Publication year - 2001
Publication title -
european journal of organic chemistry
Language(s) - English
Resource type - Journals
SCImago Journal Rank - 0.825
H-Index - 155
eISSN - 1099-0690
pISSN - 1434-193X
DOI - 10.1002/1099-0690(200110)2001:20<3811::aid-ejoc3811>3.0.co;2-6
Subject(s) - chemistry , oxidizing agent , autocatalysis , medicinal chemistry , adduct , hydrogen peroxide , peroxide , heteroatom , ring (chemistry) , catalysis , stereochemistry , organic chemistry
In contrast to the high stability of N ‐alkyl‐ N ‐cyclopropylamine derivatives, N ‐cyclopropyl‐ N ‐phenylamine ( 1a ) has been found to slowly convert into the hitherto unknown product N ‐(1,2‐dioxolan‐3‐yl)‐ N ‐phenylamine ( 1f ) at room temperature under aerobic conditions.

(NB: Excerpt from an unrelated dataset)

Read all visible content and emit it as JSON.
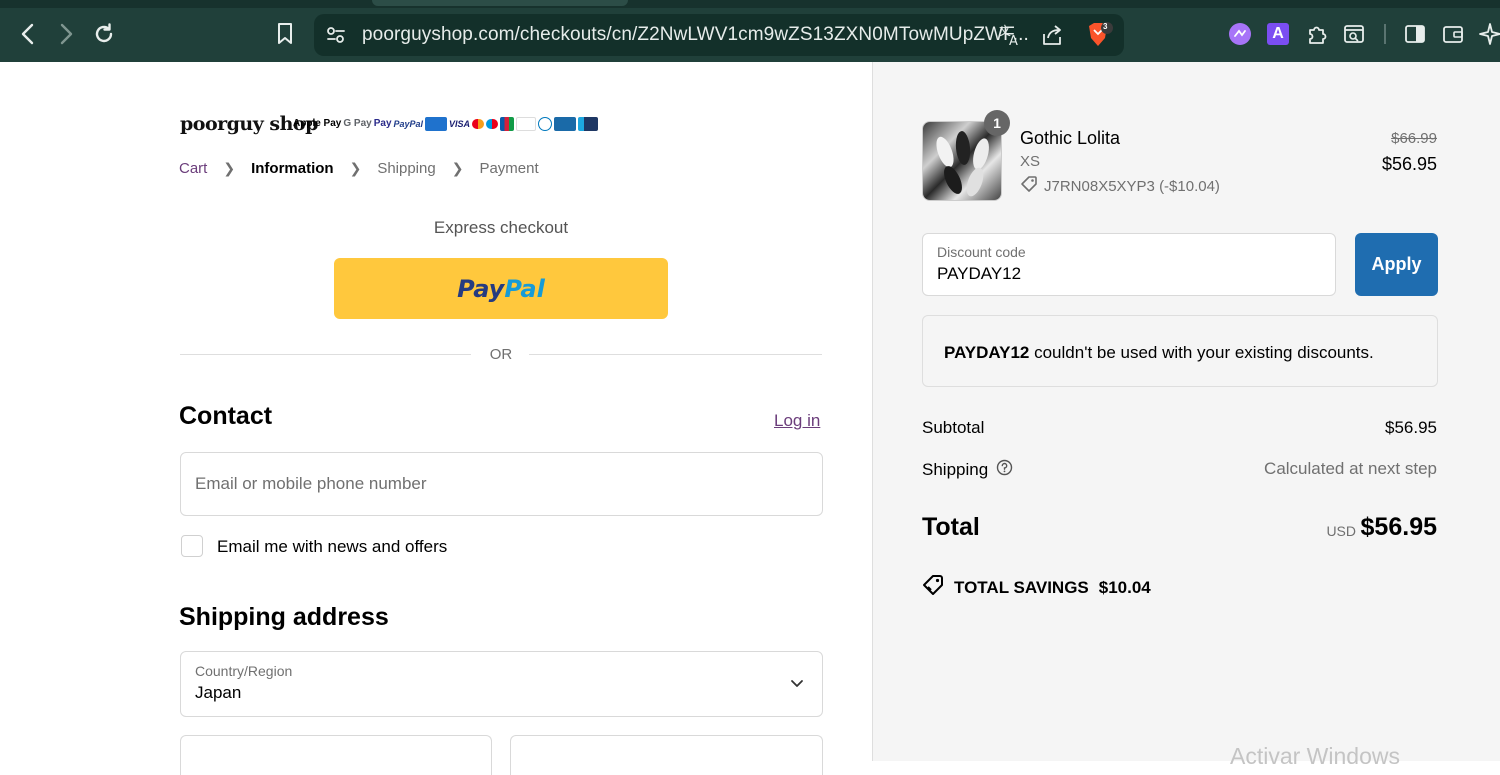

The rate of this conversion was found to be significantly increased by the presence of a catalytic amount of the single‐electron oxidizing agent tris(1,10‐phenanthroline)Fe III hexafluorophosphate or of the hydrogen‐abstracting agents benzoyl peroxide or tert ‐butyl peroxide/UV light. Based on the regio‐ and stereochemical outcomes of aerobic ring‐opening reactions of some specifically ring‐methylated derivatives of 1a , namely N ‐(1‐methylcyclopropyl)‐ N ‐phenylamine ( 2a ), N ‐( trans ‐2‐methylcyclopropyl)‐ N ‐phenylamine ( 3a ), and N ‐( cis ‐2‐methylcyclopropyl)‐ N ‐phenylamine ( 4a ), as well as other experimental evidence, an autocatalytic mechanism analogous to that of the oxygenation of vinylcyclopropanes is proposed for the formation of the 1,2‐dioxolane product. The oxidative radical ring opening and related chemistry of these novel derivatives could be valuable in mechanistic studies of heteroatom‐oxidizing enzymes.